"Nous entendons parler des influvoleurs, du combat à mener contre nous. Nous pensons que c’est une erreur. Qu’une minorité est devenue une généralité", plaident les influenceurs dans une tribune parue dans le Journal du Dimanche.
Bruno Le Maire, ministre français de l’Économie, a présenté vendredi une batterie de mesures pour réguler un secteur jusqu’ici largement sans contraintes. En particulier, il veut soumettre les 150.000 influenceurs français, qui vivent souvent de la promotion de produits, "aux mêmes règles" publicitaires que les médias traditionnels.
Le petit monde des stars d’Instagram, YouTube et TikTok s’inquiète d’être assimilé à ceux qui sont accusés de tromper les consommateurs.
"Votre seule boussole doit être la protection des consommateurs des dérives d’une minorité qui se croit tout permis et la préservation de nos activités et des emplois que nous créons. Ne cassez pas le modèle vertueux que nous construisons aux quatre coins de la France avec et pour les Français. Comprenez-le, protégez-le, faites-le grandir", demandent les influenceurs. Ils insistent :
Arnaques, contrefaçons, pratiques commerciales douteuses, certains ont fait croire ces derniers mois qu’ils étaient représentatifs de notre secteur alors qu’ils ne représentent qu’une minorité. Ce sont leurs dérives que nous souhaitons d’abord dénoncer.
"Nous ne sommes certainement pas parfaits. Nous avons fait des erreurs. Mais notre priorité est et sera toujours la protection des consommateurs, de nos communautés. Nous sommes favorables à un encadrement du secteur", assurent les signataires, en s’écriant : "Nous ne sommes pas des panneaux publicitaires ambulants".
Ils demandent aux députés de ne pas les "considérer comme une menace" ni "mettre à mal une économie florissante" qui représente "des milliers d’emplois" en aidant à promouvoir les entreprises. "Le débat n’est pas d’être pour ou contre l’influence", concluent-ils.
En janvier, la répression des fraudes (DGCCRF) a publié une enquête accablante sur les pratiques du secteur, avec tromperie sur les produits vendus, promotion de paris sportifs risqués, voire d’injections "par des esthéticiens et des non-professionnels de santé". La proposition de loi transpartisane qui doit être examinée cette semaine prévoit également d’interdire la promotion de la chirurgie esthétique.
Sauf que…
Sauf que suite à la publication de cette tribune, de nombreux YouTubeurs ont indiqué soit ne jamais avoir signé une telle tribune, soit l’avoir signée mais sans en avoir lu les détails.
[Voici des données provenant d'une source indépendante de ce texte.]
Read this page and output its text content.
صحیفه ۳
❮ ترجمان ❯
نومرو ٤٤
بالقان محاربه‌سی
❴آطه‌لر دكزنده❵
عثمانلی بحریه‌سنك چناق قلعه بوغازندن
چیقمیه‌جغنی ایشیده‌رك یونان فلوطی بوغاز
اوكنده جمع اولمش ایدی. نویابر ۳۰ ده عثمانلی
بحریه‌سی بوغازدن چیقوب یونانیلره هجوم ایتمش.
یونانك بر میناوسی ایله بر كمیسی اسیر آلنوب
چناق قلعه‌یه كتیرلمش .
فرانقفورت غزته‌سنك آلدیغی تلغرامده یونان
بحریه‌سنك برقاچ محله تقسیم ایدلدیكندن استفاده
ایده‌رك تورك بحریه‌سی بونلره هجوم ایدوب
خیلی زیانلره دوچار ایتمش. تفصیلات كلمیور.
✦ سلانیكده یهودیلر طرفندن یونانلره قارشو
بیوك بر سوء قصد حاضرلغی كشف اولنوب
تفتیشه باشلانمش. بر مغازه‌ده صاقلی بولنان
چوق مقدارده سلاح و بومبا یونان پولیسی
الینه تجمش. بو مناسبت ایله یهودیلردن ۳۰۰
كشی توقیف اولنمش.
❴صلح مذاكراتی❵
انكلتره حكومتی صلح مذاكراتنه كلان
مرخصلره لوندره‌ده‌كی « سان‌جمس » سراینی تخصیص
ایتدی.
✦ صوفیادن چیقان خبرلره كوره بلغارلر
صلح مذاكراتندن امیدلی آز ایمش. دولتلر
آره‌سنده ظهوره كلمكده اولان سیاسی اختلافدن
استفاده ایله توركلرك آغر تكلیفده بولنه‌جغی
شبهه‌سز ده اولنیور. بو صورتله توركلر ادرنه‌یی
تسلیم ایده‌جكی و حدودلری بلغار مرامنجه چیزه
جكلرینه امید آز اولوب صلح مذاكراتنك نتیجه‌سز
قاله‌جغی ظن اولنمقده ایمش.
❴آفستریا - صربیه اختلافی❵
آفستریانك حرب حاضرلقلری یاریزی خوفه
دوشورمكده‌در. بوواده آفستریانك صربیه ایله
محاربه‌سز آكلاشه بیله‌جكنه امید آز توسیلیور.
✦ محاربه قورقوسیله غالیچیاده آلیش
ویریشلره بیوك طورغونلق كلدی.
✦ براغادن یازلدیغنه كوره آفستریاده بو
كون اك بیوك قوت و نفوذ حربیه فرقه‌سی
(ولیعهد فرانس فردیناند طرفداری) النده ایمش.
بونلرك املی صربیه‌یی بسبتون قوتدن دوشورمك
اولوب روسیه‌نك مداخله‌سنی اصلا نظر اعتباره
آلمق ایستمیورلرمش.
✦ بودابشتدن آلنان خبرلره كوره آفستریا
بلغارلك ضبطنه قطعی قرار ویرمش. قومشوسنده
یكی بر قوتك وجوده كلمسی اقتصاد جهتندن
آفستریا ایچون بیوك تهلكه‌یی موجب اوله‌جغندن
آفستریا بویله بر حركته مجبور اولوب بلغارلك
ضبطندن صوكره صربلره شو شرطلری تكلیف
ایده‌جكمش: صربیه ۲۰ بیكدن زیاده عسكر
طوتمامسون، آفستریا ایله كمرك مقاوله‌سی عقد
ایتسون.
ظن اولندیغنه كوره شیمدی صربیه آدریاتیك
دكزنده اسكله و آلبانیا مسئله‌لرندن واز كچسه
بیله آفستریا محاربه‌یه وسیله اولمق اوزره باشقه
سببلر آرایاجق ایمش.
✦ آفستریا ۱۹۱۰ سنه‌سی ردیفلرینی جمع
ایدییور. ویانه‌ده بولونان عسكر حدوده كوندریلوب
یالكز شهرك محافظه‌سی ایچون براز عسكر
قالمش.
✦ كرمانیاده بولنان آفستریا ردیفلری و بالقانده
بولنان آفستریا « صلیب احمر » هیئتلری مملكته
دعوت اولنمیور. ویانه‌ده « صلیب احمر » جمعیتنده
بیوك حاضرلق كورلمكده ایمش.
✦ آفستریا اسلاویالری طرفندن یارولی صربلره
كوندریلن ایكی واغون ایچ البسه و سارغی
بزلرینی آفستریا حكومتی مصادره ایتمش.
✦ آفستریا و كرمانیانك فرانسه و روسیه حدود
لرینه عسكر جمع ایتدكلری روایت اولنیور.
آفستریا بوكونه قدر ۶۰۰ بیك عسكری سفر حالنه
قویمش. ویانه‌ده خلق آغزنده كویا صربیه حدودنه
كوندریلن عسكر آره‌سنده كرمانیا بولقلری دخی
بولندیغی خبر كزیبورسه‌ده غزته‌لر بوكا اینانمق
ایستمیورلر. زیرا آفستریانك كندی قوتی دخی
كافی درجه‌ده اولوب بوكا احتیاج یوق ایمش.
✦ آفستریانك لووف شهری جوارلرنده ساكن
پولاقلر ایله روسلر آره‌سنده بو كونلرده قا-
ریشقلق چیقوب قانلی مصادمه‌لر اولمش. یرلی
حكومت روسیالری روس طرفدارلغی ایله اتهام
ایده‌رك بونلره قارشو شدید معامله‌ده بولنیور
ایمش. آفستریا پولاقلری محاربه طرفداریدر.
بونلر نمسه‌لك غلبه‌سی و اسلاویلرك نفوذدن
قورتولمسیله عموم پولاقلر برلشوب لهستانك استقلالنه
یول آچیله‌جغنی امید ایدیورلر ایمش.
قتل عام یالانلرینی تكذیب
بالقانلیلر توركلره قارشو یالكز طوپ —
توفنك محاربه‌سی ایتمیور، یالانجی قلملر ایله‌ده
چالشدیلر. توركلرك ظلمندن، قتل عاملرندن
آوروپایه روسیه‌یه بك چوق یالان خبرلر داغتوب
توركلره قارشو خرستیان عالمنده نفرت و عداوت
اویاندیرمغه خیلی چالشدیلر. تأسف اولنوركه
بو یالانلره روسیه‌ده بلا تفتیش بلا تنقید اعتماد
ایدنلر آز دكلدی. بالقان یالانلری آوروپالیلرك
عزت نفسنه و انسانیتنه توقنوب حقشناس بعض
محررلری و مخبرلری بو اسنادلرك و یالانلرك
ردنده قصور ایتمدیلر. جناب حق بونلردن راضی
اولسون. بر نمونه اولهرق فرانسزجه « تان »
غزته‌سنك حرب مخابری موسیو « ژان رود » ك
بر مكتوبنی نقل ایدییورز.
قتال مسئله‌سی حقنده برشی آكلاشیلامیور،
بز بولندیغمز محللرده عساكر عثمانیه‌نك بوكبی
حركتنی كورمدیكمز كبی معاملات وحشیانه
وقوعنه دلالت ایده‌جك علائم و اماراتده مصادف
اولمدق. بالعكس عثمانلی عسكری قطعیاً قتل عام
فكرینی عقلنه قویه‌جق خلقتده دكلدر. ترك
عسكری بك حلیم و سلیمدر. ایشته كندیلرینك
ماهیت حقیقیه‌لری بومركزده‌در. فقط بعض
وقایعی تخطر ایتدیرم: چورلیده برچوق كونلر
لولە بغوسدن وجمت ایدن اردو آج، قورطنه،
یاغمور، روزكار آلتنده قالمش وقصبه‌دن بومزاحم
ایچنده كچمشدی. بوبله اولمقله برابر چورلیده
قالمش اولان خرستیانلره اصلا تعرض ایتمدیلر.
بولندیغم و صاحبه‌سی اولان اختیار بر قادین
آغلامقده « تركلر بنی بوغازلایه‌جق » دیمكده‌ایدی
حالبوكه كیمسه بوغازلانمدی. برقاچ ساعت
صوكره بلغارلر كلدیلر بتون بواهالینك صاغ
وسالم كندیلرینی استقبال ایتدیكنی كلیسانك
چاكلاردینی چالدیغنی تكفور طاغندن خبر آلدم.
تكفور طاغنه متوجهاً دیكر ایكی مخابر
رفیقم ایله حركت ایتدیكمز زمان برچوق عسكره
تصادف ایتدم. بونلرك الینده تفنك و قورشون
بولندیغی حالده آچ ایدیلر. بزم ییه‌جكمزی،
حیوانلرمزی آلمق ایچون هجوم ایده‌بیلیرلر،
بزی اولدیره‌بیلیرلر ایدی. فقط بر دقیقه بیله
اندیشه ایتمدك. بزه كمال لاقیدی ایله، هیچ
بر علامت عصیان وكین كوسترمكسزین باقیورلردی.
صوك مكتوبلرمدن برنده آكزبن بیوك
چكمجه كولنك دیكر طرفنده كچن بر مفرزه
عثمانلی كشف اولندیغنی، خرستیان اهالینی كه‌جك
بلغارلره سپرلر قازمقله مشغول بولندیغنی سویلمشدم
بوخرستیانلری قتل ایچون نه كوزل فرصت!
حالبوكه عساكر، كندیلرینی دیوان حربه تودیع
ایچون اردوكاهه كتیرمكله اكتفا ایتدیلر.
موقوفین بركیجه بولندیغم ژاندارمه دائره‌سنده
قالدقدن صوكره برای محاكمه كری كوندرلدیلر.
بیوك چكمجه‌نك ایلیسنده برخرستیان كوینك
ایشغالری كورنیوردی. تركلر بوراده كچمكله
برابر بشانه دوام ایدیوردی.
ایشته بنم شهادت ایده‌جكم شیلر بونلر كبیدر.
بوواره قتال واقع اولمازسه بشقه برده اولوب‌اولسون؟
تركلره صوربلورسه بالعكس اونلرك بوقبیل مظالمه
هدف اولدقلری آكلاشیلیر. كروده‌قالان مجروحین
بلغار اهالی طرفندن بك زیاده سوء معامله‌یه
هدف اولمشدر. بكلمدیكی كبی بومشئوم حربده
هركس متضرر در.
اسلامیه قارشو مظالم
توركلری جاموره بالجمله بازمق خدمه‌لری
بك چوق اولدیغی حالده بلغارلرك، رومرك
Si pour les premiers une action en justice peut être lancée, pour les seconds, l’erreur n’est pas très fine.
En témoigne notamment Squeezie.
D’autres se disent "trompés", c’est le cas de Dr. Nozman. Des signataires lui avaient présenté le projet de loi de Le Maire comme "trop restrictif" auprès des créateurs de contenu alors qu’en réalité, il s’agit surtout de réguler les arnaques et autres produits sponsorisés dangereux (promouvant des chirurgies esthétiques, notamment).
Enfin, dans l’équipe "je-n’ai-rien-signé-du-tout", on retrouve notamment le ponte du streaming français Gotaga ainsi que Cyprien qui assurent ne jamais avoir signé, ni donné d’accord de principe sur les revendications de la tribune publiée dans le Journal du Dimanche.
Ce matin, l'Union des Métiers de l’Influence et des Créateurs de Contenu (UMICC) réagissait dans un communiqué suite à l'embrasement sur les réseaux sociaux.
Ce capharnaüm fragilise l’écosystème français en deux points.
Premièrement, beaucoup d’amateurs de contenu proposé sur YouTube dénoncent l’égoïsme de ces YouTubeurs qui veulent à tout prix protéger leurs placements de produits, surtout lorsque ces derniers sont d’origine louche : association avec des casinos, des centres de chirurgie esthétique non-régulés, des médicaments dit "miracles".
Selon ces utilisateurs des réseaux sociaux, cet égoïsme est en totale contradiction avec la lutte actuelle contre la réforme des retraites en France.
Deuxièmement, cette tribune fragilise d’autant plus les "petits" créateurs de contenu qui n’ont rien à se reprocher en termes de partenaires commerciaux. L’écosystème actuel de Youtube est impitoyable : les créateurs aux millions d’abonnés seront toujours plus mis en avant que ceux qui disposent d’une plus petite communauté.
A l’heure actuelle, des signataires de la tribune prennent encore la parole sur les réseaux sociaux pour justifier leur action. A voir ce qu’en pensera Bruno Le Maire.